= Kama muta =

Emotion akin to being moved

Kama muta (Sanskrit: काममूत 'moved by love') is an emotion described by expressions such as 'being moved', 'heart-warming', 'stirring', or 'being emotionally touched'. It is a primarily positive emotion which is experienced as a feeling of buoyancy, security and warmth in the chest, and may be accompanied with goosebumps or tears. Kama muta is felt when one observes or engages in events which cause a deepened sense of equivalence or oneness with others, and motivates devotion to those relationships. Kama muta is considered to have the evolutionary function of facilitating the devotion, commitment and connection necessary for human social union.

== Background and overview ==
As early as the end of the 19th century, scholarly discussion has occurred over the existence and importance of the emotional experience often described in English as 'being moved'. The theory behind kama muta represents a surge in systematized research on the experience in the 21st century, influenced in large part by the work of Alan Fiske.

The scientific term 'kama muta' was coined as to help identify and describe the emotion between cultures and languages. Kama muta is taken to unify the experience, which is denoted by different vernacular lexemes across languages. For example, an English speaker saying that they feel moved, a Mandarin speaker saying that they feel gǎndòng (感动) and a Norwegian person saying that they feel rørt, are all taken to be saying that they are experiencing kama muta.

Kama muta has a multifaceted definition based on "appraisals, valence, bodily sensations [and] motivation", which has allowed for research to be conducted on the emotion in many different countries and languages across the globe. In this manner, the theory behind kama muta has addressed some of the ontological and epistemological challenges with identifying, characterising and measuring emotions scientifically.

== The kama muta model ==

=== Assumptions ===
As there is no scientific consensus on how we should classify emotions, emotion theories operate on assumptions about how emotions can be identified, characterised and measured. Fiske, Schubert and Seibt outline that the kama muta model operates on two central assumptions:

1. That the experience of emotion is facilitated through internal apparatuses shaped by our evolution, which are universal.
2. That emotional experiences can be categorized, distinguished and measured through a unique footprint of changes in our subjective phenomenological and objective physiological experience.

=== Causes and functions ===
Kama muta is considered to be facilitated by evolutionary reasons, due to its expected role in interpersonal relationships. Specifically, kama muta is considered to be related to communal sharing relations, one of the four fundamental categories of social relations described in relational models theory. Communal sharing relations are those in which individuals are brought to the perception of their equivalence, or oneness with a set of individuals under a common and equalizing characteristic, or feature. Individuals in communal sharing relations feel compassion towards each other, and are motivated by a sense of devotion towards their common identity.

It is predicted that kama muta occurs when individuals either engage in, or simply observe an event which causes a "sudden intensification" of their perception of communal sharing relations. This may take the form of (but is not limited to) engaging in or observing acts of great compassion, of closeness and intimacy, or of cooperation and harmony.

=== Measurement ===

The kama muta model framework incorporates many of the characteristic elements which are considered to constitute the experience, including: the reported valence of the emotion, its common physiological symptoms, its effect on motivations, the typical appraisal made of eliciting stimuli, and the typical vernacular lexemes used to describe the experience in different cultures and languages. This multi-faceted definition of kama muta enables operationalization and measurement in different cultures across the globe. Typically this has occurred through the presentation of videos thought to induce kama muta, followed by a questionnaire that has been translated to meaningfully suit the culture it occurs in.

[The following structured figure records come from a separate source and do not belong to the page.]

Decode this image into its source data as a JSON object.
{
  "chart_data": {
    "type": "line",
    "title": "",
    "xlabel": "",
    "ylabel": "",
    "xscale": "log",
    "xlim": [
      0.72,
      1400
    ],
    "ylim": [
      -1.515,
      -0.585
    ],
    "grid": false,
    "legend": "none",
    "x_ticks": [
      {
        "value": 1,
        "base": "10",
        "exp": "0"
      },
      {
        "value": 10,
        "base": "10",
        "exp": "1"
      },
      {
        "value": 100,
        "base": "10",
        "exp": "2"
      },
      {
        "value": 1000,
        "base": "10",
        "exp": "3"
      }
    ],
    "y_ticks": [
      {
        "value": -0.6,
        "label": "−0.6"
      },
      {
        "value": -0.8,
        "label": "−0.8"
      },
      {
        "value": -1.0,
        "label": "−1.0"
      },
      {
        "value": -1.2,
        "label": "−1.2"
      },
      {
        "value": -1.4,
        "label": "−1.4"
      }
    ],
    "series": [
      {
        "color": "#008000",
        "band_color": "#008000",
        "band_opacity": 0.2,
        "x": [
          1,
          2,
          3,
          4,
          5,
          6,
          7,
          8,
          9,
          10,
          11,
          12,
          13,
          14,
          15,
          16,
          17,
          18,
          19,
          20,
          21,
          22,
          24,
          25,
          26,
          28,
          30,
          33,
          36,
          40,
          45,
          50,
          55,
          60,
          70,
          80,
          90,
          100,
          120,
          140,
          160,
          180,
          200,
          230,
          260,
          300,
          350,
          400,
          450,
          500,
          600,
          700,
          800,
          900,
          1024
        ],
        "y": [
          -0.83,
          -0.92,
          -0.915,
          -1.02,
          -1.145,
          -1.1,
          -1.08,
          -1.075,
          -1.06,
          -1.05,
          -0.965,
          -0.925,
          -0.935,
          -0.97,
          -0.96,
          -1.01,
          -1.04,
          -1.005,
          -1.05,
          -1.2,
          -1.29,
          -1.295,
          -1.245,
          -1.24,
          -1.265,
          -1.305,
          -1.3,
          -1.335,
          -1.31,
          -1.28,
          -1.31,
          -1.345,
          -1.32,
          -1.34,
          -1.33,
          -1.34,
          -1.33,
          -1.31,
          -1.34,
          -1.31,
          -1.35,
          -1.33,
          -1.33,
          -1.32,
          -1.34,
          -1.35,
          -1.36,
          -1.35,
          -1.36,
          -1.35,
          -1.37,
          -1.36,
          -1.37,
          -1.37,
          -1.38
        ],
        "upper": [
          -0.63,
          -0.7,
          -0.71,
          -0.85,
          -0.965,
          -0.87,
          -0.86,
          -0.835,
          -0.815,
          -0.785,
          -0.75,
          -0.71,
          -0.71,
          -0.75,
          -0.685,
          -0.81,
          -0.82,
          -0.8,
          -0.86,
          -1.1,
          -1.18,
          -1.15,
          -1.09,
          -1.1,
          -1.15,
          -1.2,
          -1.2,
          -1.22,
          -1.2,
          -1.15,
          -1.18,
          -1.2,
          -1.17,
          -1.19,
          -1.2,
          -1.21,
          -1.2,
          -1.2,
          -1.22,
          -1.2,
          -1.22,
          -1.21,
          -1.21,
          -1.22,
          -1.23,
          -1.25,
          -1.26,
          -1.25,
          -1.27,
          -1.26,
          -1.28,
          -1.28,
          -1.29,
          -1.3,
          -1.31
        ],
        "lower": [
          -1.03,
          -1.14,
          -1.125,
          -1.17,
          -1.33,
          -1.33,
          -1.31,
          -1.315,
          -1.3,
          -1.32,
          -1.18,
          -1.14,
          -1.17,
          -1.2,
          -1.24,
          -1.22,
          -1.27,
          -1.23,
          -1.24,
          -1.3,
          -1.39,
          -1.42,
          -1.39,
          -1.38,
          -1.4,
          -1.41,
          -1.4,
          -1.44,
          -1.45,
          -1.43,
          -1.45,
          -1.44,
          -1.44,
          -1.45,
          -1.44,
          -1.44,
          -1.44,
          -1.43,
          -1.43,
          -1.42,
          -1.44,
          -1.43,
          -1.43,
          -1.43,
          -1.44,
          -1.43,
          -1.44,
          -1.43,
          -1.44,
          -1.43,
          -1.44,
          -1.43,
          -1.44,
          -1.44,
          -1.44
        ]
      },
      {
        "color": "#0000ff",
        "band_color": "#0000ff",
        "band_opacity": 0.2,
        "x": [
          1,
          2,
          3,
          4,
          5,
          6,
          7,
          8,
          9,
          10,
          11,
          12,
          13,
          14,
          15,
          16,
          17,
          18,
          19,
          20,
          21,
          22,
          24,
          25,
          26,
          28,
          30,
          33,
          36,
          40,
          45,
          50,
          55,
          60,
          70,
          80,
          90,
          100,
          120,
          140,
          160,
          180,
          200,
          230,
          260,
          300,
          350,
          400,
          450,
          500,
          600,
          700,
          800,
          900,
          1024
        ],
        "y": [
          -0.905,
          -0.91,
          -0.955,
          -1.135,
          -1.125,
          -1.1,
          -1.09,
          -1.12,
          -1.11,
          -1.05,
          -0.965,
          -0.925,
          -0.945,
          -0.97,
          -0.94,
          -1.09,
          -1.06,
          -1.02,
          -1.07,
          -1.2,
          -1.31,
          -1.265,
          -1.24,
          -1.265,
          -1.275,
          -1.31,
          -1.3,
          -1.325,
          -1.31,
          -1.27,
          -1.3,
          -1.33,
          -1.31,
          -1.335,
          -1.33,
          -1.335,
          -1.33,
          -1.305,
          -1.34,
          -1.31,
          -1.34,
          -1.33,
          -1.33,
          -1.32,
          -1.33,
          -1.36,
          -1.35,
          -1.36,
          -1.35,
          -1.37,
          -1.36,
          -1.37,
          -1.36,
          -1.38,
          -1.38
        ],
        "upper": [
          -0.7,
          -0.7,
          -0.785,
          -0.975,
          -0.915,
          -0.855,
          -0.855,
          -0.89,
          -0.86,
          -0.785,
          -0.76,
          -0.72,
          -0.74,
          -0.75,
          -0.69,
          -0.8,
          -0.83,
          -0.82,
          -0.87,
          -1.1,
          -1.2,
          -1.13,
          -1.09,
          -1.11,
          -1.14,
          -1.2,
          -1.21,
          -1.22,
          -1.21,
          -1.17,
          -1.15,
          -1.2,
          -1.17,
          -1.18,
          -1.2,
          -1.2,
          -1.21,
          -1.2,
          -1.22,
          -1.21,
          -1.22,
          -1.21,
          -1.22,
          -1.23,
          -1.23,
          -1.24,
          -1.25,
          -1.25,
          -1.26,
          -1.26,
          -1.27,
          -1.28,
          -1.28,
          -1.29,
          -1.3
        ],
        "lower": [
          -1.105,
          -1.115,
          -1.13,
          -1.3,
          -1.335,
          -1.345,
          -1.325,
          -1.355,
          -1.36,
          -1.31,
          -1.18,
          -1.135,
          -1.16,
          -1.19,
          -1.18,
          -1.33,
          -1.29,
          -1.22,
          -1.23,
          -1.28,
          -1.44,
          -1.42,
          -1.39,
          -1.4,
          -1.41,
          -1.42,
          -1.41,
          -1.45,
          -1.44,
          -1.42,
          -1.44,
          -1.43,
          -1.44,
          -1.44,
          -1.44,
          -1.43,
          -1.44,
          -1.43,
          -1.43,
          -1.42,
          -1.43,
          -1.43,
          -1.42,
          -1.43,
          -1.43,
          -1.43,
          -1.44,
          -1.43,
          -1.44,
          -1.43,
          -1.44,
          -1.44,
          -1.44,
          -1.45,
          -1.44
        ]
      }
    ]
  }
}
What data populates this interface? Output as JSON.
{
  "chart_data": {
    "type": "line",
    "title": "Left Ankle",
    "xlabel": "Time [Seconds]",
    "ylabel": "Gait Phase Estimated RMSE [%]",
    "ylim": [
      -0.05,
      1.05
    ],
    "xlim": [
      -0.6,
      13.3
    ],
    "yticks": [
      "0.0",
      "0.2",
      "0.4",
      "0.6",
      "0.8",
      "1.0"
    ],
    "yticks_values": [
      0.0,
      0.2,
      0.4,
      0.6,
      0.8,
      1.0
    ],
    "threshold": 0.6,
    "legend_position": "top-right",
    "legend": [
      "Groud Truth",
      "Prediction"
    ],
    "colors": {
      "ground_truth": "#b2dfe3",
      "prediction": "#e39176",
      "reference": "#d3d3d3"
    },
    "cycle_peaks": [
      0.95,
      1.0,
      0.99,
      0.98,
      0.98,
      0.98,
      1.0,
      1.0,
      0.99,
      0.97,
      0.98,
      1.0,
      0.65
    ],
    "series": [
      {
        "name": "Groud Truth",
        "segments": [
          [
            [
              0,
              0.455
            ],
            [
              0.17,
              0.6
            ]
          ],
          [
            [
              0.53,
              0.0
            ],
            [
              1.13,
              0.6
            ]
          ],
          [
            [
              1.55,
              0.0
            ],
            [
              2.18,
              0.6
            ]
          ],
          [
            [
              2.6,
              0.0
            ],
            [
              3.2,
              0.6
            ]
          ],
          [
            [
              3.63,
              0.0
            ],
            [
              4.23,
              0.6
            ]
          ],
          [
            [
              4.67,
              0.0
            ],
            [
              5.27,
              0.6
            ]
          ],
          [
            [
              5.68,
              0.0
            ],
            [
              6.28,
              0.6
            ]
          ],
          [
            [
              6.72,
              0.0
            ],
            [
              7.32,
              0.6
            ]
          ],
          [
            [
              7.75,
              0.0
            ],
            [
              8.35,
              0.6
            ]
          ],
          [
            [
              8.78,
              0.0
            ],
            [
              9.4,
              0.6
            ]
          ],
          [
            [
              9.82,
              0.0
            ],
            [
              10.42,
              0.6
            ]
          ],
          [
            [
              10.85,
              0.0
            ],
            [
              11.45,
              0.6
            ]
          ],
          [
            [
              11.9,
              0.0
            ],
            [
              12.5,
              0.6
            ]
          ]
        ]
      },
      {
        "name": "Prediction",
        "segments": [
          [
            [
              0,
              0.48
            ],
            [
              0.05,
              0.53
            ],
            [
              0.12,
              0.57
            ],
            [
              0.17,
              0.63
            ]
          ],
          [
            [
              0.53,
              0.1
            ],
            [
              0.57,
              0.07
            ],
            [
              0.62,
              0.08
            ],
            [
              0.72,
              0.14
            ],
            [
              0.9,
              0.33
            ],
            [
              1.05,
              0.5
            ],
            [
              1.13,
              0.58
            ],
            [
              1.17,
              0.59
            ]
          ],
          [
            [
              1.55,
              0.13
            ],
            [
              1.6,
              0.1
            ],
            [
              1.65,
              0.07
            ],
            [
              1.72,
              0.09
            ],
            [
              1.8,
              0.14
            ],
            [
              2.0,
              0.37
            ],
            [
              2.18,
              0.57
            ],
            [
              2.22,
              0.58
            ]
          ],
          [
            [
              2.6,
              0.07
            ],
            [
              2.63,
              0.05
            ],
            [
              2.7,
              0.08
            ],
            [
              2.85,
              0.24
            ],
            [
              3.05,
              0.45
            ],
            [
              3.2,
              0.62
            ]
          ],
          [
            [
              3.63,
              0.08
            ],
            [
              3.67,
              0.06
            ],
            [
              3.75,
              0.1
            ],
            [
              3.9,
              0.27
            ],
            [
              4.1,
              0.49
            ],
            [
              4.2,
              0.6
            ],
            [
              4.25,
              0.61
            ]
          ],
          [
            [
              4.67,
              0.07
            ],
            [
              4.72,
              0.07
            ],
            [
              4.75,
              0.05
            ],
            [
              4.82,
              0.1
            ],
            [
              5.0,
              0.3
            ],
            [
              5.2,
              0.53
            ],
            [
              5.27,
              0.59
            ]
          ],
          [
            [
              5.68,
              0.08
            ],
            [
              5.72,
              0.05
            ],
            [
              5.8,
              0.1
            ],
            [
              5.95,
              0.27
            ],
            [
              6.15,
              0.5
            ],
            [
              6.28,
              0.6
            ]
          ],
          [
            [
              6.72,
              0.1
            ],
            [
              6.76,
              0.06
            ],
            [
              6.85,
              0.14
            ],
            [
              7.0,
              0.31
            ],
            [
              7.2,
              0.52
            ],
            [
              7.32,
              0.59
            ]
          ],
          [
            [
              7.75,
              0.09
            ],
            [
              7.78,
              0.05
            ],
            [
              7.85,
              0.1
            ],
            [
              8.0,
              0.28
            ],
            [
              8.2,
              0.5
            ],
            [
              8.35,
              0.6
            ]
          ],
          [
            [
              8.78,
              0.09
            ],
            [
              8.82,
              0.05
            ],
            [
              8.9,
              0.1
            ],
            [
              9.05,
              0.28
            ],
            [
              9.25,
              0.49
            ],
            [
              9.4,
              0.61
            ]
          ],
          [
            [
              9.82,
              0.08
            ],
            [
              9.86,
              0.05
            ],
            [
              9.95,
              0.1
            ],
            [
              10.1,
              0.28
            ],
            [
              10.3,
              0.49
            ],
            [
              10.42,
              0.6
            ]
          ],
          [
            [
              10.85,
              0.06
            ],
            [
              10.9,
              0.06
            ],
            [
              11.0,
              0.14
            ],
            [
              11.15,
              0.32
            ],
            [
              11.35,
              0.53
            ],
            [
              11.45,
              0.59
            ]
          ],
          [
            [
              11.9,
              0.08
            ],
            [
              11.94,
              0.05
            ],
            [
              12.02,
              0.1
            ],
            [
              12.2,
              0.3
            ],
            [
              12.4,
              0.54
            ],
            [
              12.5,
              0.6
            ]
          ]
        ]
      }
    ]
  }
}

Kama muta is thought to have occurred when an individual reports an emotional experience that: is positive, is accompanied by such bodily sensations as tears or goosebumps, is felt in response to an increase in communal sharing relations, causes a motivation to share and intensify their communal sharing relations with others and is referred to using vernacular approximately meaning 'being moved'. As kama muta can be experienced without the presence of some of these elements, research has been aimed at specifying the necessary elements and thresholds required to categorise the experience.